Jacquette thinks that the pro-lifer could respond to McGinn by saying that some potentialities are merely logically possible potentialities, and some potentialities are naturally probable potentialities. A fetus, if it is left alone, will develop into a sentient being (naturally probable potentiality), whereas a sperm in Brazil and an egg in the Austrian Alps are not going to develop into a sentient being unless a series of serious obstacles are overcome (merely logically possible potentiality). So, a pro-lifer could maintain that beings with a naturally probable potentiality to become sentient have rights, whereas beings with a merely logically possible potentiality to become sentient do not.
As far as I can tell, Jacquette is not a pro-lifer, and Jacquette does not conclude that the pro-life position is true, merely that his argument is available to the pro-lifer as a response to McGinn. His conclusion is that it is “likely that the abortion controversy will continue indefinitely as a moral dilemma, regardless of the practical political accommodations eventually accepted by society for the termination of unwanted pregnancies.”
To understand the importance of this paper, it is important to understand the background to the abortion debate. Most pro-lifers are actually pro-life because they think that the fetus acquires a soul at conception. However, in a public discussion about whether abortion should be legal, they can’t say that their position depends on the existence of souls, since that is merely a religious conviction of theirs that other people might not share. Therefore, they have to come up with secular arguments against abortion.

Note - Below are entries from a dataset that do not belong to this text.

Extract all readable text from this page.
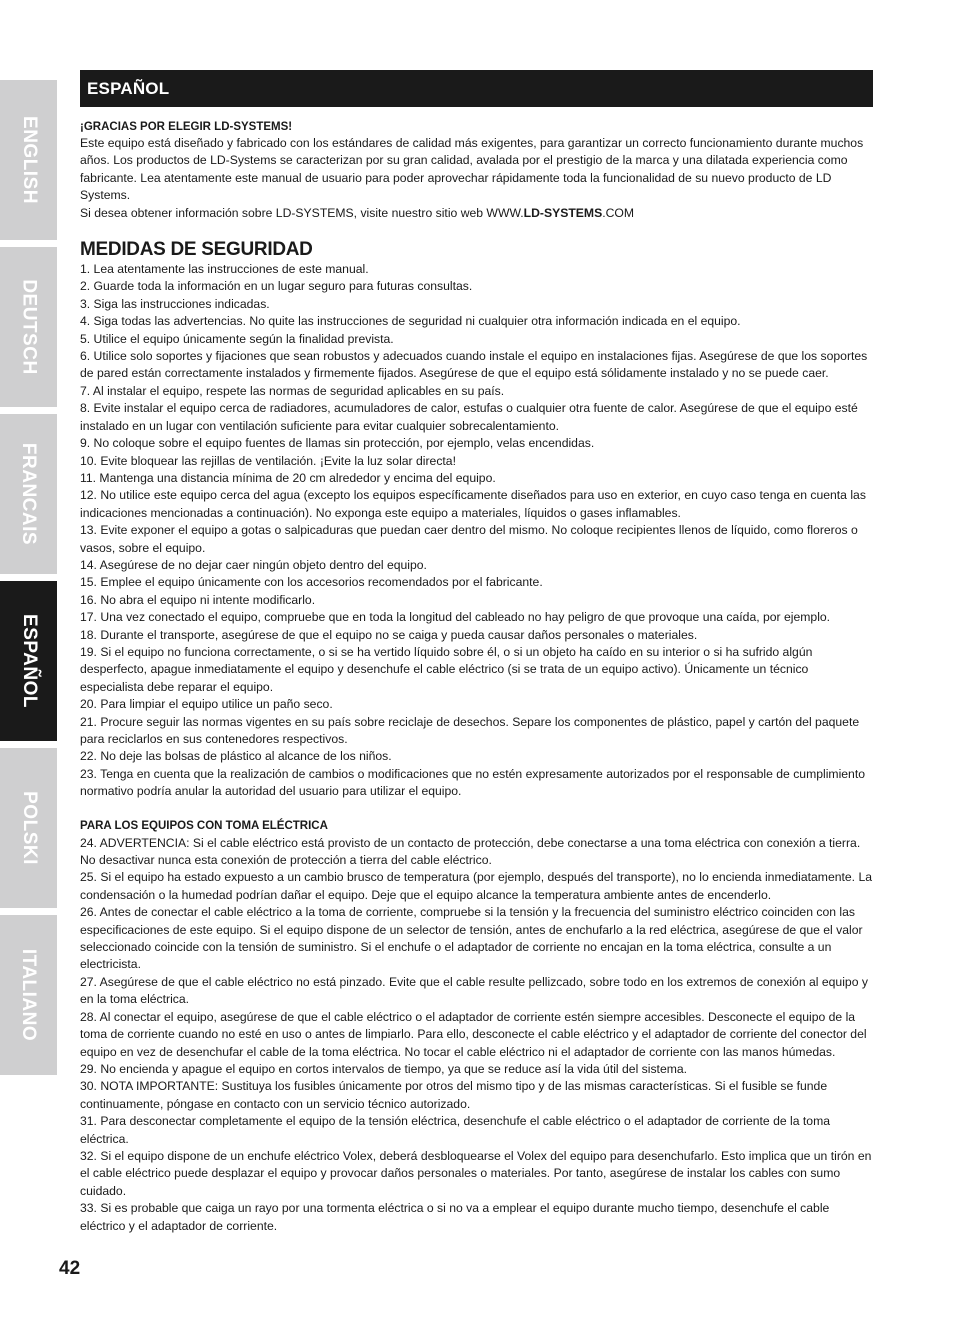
ENGLISH
DEUTSCH
FRANCAIS
ESPAÑOL
POLSKI
ITALIANO
ESPAÑOL
¡GRACIAS POR ELEGIR LD-SYSTEMS!

Este equipo está diseñado y fabricado con los estándares de calidad más exigentes, para garantizar un correcto funcionamiento durante muchos años. Los productos de LD-Systems se caracterizan por su gran calidad, avalada por el prestigio de la marca y una dilatada experiencia como fabricante. Lea atentamente este manual de usuario para poder aprovechar rápidamente toda la funcionalidad de su nuevo producto de LD Systems.

Si desea obtener información sobre LD-SYSTEMS, visite nuestro sitio web WWW.LD-SYSTEMS.COM

MEDIDAS DE SEGURIDAD
1. Lea atentamente las instrucciones de este manual.
2. Guarde toda la información en un lugar seguro para futuras consultas.
3. Siga las instrucciones indicadas.
4. Siga todas las advertencias. No quite las instrucciones de seguridad ni cualquier otra información indicada en el equipo.
5. Utilice el equipo únicamente según la finalidad prevista.
6. Utilice solo soportes y fijaciones que sean robustos y adecuados cuando instale el equipo en instalaciones fijas. Asegúrese de que los soportes de pared están correctamente instalados y firmemente fijados. Asegúrese de que el equipo está sólidamente instalado y no se puede caer.
7. Al instalar el equipo, respete las normas de seguridad aplicables en su país.
8. Evite instalar el equipo cerca de radiadores, acumuladores de calor, estufas o cualquier otra fuente de calor. Asegúrese de que el equipo esté instalado en un lugar con ventilación suficiente para evitar cualquier sobrecalentamiento.
9. No coloque sobre el equipo fuentes de llamas sin protección, por ejemplo, velas encendidas.
10. Evite bloquear las rejillas de ventilación. ¡Evite la luz solar directa!
11. Mantenga una distancia mínima de 20 cm alrededor y encima del equipo.
12. No utilice este equipo cerca del agua (excepto los equipos específicamente diseñados para uso en exterior, en cuyo caso tenga en cuenta las indicaciones mencionadas a continuación). No exponga este equipo a materiales, líquidos o gases inflamables.
13. Evite exponer el equipo a gotas o salpicaduras que puedan caer dentro del mismo. No coloque recipientes llenos de líquido, como floreros o vasos, sobre el equipo.
14. Asegúrese de no dejar caer ningún objeto dentro del equipo.
15. Emplee el equipo únicamente con los accesorios recomendados por el fabricante.
16. No abra el equipo ni intente modificarlo.
17. Una vez conectado el equipo, compruebe que en toda la longitud del cableado no hay peligro de que provoque una caída, por ejemplo.
18. Durante el transporte, asegúrese de que el equipo no se caiga y pueda causar daños personales o materiales.
19. Si el equipo no funciona correctamente, o si se ha vertido líquido sobre él, o si un objeto ha caído en su interior o si ha sufrido algún desperfecto, apague inmediatamente el equipo y desenchufe el cable eléctrico (si se trata de un equipo activo). Únicamente un técnico especialista debe reparar el equipo.
20. Para limpiar el equipo utilice un paño seco.
21. Procure seguir las normas vigentes en su país sobre reciclaje de desechos. Separe los componentes de plástico, papel y cartón del paquete para reciclarlos en sus contenedores respectivos.
22. No deje las bolsas de plástico al alcance de los niños.
23. Tenga en cuenta que la realización de cambios o modificaciones que no estén expresamente autorizados por el responsable de cumplimiento normativo podría anular la autoridad del usuario para utilizar el equipo.
PARA LOS EQUIPOS CON TOMA ELÉCTRICA
24. ADVERTENCIA: Si el cable eléctrico está provisto de un contacto de protección, debe conectarse a una toma eléctrica con conexión a tierra. No desactivar nunca esta conexión de protección a tierra del cable eléctrico.
25. Si el equipo ha estado expuesto a un cambio brusco de temperatura (por ejemplo, después del transporte), no lo encienda inmediatamente. La condensación o la humedad podrían dañar el equipo. Deje que el equipo alcance la temperatura ambiente antes de encenderlo.
26. Antes de conectar el cable eléctrico a la toma de corriente, compruebe si la tensión y la frecuencia del suministro eléctrico coinciden con las especificaciones de este equipo. Si el equipo dispone de un selector de tensión, antes de enchufarlo a la red eléctrica, asegúrese de que el valor seleccionado coincide con la tensión de suministro. Si el enchufe o el adaptador de corriente no encajan en la toma eléctrica, consulte a un electricista.
27. Asegúrese de que el cable eléctrico no está pinzado. Evite que el cable resulte pellizcado, sobre todo en los extremos de conexión al equipo y en la toma eléctrica.
28. Al conectar el equipo, asegúrese de que el cable eléctrico o el adaptador de corriente estén siempre accesibles. Desconecte el equipo de la toma de corriente cuando no esté en uso o antes de limpiarlo. Para ello, desconecte el cable eléctrico y el adaptador de corriente del conector del equipo en vez de desenchufar el cable de la toma eléctrica. No tocar el cable eléctrico ni el adaptador de corriente con las manos húmedas.
29. No encienda y apague el equipo en cortos intervalos de tiempo, ya que se reduce así la vida útil del sistema.
30. NOTA IMPORTANTE: Sustituya los fusibles únicamente por otros del mismo tipo y de las mismas características. Si el fusible se funde continuamente, póngase en contacto con un servicio técnico autorizado.
31. Para desconectar completamente el equipo de la tensión eléctrica, desenchufe el cable eléctrico o el adaptador de corriente de la toma eléctrica.
32. Si el equipo dispone de un enchufe eléctrico Volex, deberá desbloquearse el Volex del equipo para desenchufarlo. Esto implica que un tirón en el cable eléctrico puede desplazar el equipo y provocar daños personales o materiales. Por tanto, asegúrese de instalar los cables con sumo cuidado.
33. Si es probable que caiga un rayo por una tormenta eléctrica o si no va a emplear el equipo durante mucho tiempo, desenchufe el cable eléctrico y el adaptador de corriente.
42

In my view, Jacquette is probably right that distinguishing between naturally probable and merely logically possible potentialities is the “best candidate” for a secular response to arguments for abortion’s permissibility like McGinn’s. The implausibility of the argument, with its appeal to bizarre examples like an egg in the Austrian Alps and a sperm in Brazil, attests to the fact that the pro-choice position is much easier to defend rationally than the pro-life position.